El maestro de ceremonias condujo al visir hasta el lugar de honor. Los amigos del faraón se sucedieron, luego los altos dignatarios, los demás escribas reales y las diversas personalidades que habían tenido la suerte de ser invitados a la fiesta más prestigiosa del año. Bel-Tran y Silkis estaban entre estos últimos; la señora Nenofar los saludó distraídamente.

—¿Vendrá el general Asher? —preguntó Denes al oído de su esposa.

—Acaba de excusarse. Le ha surgido un imperativo del servicio.

—¿Y el jefe de policía, Mentmosé?

—Está enfermo.

Los invitados se sentaron en confortables sillones provistos de cojines en la sala del banquete, cuyo techo había sido adornado con hojas de parra. Ante ellos había mesillas en las que se habían dispuesto copas, bandejas y platos. Una orquesta femenina, compuesta por una flautista, una arpista y una tañedora de laúd, tocó ligeras y alegres melodías.

Niñas nubias circularon desnudas entre los invitados y fueron colocando sobre sus pelucas un pequeño cono de pomada perfumada que, al fundirse, exhalaría suaves olores y alejaría a los insectos. Todos recibieron una flor de loto. Un sacerdote derramó agua en una mesa de ofrendas, colocada en el centro de la sala, para purificar los alimentos.

De pronto, la señora Nenofar advirtió que los protagonistas de la fiesta estaban ausentes.

—¡Menudo retraso!

—No te preocupes. Pazair está enamorado del trabajo; lo habrá retenido un expediente.

—¡En una noche como ésta! Nuestros huéspedes se impacientan, hay que comenzar a servir.

—No te pongas nerviosa.

Enojada, Nenofar pidió a la mejor bailarina profesional de Menfis que entrara en escena antes de lo previsto.
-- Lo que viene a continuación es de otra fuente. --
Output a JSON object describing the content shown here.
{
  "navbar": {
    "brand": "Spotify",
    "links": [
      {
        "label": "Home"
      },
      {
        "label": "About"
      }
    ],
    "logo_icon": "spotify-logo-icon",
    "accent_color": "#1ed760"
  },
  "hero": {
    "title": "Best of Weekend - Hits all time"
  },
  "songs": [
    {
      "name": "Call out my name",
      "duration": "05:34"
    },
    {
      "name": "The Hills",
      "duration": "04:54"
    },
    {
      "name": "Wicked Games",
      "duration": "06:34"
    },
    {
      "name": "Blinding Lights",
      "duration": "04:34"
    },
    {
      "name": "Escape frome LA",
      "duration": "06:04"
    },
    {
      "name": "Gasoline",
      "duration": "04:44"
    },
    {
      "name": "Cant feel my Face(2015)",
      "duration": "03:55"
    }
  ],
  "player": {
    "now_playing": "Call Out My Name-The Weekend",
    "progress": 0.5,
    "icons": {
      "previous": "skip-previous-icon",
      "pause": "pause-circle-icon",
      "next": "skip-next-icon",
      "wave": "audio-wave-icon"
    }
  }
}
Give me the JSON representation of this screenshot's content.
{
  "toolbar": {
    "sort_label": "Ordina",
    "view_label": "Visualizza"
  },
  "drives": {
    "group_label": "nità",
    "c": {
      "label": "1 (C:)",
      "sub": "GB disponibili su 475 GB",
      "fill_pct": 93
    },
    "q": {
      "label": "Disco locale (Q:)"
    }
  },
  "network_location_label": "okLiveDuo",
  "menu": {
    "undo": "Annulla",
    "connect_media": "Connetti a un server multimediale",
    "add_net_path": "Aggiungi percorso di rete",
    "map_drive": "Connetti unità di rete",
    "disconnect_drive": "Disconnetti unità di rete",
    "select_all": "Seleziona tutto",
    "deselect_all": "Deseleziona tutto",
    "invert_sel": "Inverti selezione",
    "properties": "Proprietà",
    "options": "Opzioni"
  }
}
La joven, que tenía veinte años, era alumna de Sababu, propietaria de la casa de cerveza más respetable de la ciudad. Sólo llevaba un cinturón de conchas, que chocaban deliciosamente a cada uno de sus pasos, y en el muslo izquierdo podían observarse unos tatuajes que representaban al dios Bes, enano sonriente y barbudo, garante de la alegría en todas sus formas. La artista captó la atención de la concurrencia; se entregaría a las más acrobáticas figuras hasta que llegaran Pazair y Neferet.

Cuando los invitados comenzaban a mordisquear granos de uva y finas rajas de melón para abrir su apetito, Nenofar, cada vez más irritada, notó cierta agitación en la puerta de su propiedad. ¡Ellos, por fin!

—Venid pronto.

—Lo siento —se excusó Pazair.

¿Cómo explicar que no había podido resistir el deseo de desnudar a Neferet, que su ardor lo había llevado a romper un tirante, que había logrado hacerle olvidar los imperativos horarios y que su amor contaba más que cualquier invitación, por muy brillante que fuera? Neferet había conseguido convencer a Pazair para que abandonara su lecho de placer.

Ella también se había levantado y, precipitadamente, había tenido que elegir un nuevo vestido.

La bailarina se retiró y los músicos dejaron de tocar cuando la joven pareja cruzó el umbral de la sala del banquete. En un instante fue juzgada por decenas de ojos sin indulgencia alguna.